Bloodshed and mayhem were the order of the day in Nigeria and Cora and family were literally “behind bars” for their own safety. “Have you heard of the African ‘Wailing Drum’, she asks and says, “looking through the bars which surrounded our home, I could see this wall made of ugly concrete blocks and geckos and lizards would come out to sun themselves. I drew that and through it the faces of the suffering people.” The painting is named, ‘Talking Wall’.
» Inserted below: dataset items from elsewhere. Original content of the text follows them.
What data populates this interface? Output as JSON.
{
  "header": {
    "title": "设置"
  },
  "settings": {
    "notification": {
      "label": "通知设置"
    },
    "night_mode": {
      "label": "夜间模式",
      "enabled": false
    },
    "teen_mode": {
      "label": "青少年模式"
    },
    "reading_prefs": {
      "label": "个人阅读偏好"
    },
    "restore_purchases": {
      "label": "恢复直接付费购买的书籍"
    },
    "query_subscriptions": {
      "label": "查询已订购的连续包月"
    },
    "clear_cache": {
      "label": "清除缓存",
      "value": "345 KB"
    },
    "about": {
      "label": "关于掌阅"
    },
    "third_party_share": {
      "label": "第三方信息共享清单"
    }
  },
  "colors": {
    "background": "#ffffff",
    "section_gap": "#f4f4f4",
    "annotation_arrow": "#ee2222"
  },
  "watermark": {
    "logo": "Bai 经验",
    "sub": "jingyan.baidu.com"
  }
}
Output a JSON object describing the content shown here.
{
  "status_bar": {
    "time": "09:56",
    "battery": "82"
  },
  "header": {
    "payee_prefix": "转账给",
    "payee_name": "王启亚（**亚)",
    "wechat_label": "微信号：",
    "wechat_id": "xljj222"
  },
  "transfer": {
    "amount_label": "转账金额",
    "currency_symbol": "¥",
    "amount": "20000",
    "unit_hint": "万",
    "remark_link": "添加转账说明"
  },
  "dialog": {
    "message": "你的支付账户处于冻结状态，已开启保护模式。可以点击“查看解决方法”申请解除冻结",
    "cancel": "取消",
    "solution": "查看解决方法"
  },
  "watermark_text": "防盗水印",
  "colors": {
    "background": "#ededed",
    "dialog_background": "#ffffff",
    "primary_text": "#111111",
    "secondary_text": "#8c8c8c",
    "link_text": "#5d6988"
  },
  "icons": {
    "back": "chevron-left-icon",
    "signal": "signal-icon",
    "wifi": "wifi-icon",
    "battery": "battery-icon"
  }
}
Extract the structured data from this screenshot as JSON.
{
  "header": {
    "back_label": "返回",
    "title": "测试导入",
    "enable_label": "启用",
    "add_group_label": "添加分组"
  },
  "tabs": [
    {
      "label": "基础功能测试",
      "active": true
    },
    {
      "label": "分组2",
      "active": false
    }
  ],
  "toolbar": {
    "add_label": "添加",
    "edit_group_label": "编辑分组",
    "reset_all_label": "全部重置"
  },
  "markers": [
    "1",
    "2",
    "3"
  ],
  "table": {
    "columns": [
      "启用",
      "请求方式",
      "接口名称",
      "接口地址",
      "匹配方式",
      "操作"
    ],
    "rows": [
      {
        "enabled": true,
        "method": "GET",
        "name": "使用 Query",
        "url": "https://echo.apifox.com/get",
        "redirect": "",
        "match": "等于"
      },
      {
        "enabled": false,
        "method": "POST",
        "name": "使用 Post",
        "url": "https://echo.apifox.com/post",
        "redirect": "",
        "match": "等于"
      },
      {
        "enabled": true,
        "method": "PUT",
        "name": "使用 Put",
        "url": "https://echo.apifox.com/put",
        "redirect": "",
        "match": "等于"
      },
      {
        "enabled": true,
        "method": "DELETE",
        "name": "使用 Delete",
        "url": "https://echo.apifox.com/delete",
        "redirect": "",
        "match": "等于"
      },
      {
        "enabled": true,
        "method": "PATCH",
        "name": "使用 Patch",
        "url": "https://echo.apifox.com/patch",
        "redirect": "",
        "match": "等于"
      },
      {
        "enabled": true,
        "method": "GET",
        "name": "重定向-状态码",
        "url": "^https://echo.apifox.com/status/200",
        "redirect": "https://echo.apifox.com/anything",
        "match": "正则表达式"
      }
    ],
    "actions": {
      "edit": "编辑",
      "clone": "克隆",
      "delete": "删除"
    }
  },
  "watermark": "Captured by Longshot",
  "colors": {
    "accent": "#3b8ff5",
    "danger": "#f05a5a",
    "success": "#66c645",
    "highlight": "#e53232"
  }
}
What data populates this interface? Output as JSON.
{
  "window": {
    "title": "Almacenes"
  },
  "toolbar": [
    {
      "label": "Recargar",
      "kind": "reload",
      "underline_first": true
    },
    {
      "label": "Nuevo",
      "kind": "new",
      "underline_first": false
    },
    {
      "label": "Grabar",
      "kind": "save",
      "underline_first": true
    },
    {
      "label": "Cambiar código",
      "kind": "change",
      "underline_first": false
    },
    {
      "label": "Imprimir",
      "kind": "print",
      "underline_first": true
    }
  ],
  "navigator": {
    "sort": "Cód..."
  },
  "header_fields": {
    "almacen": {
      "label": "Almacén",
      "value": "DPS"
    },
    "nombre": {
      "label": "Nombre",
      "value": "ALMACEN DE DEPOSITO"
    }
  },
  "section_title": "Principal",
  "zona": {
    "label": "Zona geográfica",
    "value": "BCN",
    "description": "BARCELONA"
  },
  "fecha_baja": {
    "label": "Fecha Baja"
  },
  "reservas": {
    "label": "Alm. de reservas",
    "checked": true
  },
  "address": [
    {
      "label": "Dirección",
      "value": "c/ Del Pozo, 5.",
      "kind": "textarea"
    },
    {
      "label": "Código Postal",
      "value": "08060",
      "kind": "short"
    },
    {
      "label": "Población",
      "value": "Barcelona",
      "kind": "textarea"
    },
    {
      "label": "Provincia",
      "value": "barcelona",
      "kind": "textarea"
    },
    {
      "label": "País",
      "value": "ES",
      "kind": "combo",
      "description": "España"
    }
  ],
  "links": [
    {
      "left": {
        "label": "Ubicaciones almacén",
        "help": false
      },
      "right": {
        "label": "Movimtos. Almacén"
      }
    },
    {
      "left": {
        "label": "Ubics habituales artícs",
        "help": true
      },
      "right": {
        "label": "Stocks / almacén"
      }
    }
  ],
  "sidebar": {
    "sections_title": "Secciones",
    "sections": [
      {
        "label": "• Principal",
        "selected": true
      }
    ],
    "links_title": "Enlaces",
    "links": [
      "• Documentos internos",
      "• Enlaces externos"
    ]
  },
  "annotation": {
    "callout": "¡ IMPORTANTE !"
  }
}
Back to Pandora’s Box, the emotion comes through when she speaks of two paintings – the best friend of her mother’s and her mother’s. For the first she has used a box of Calvin Klein, a perfume that the mother’s friend loved and her photo.

“That old lady was very upbeat until I spoke to her last on the phone and she said she was not feeling too well. Five days later she was dead. “Cora’s mother also died a few months later, in May last year and she was with her to say goodbye.

In tribute Cora has collected all the name tags on her mother’s clothes and a dainty little bag her mother used in her last days and made up a painting along with a digital image of her rosary which she titles ‘Beyond Paradise’ but she has not had the heart to include her photo. “Not just yet,” says Cora….the emotions are too much.

Boxes, bags and much more

‘Pandora’s Box’ will run from January 18-February 9 (Monday to Wednesday 10.30 a.m.- 5.00 p.m. & Sunday 11.00 a.m.- 4.30 p.m.) at the Theertha Red Dot Gallery, 36, Baddegana Road South, Pita Kotte.
The paintings will comprise large banner-like paintings, digital photo collages, ‘lady’ paper bags and flight bags.

The ‘lady’ paper bags are unique to say the least with guns and flowers, purdah-covered mascara eyes……with the eyes so tough.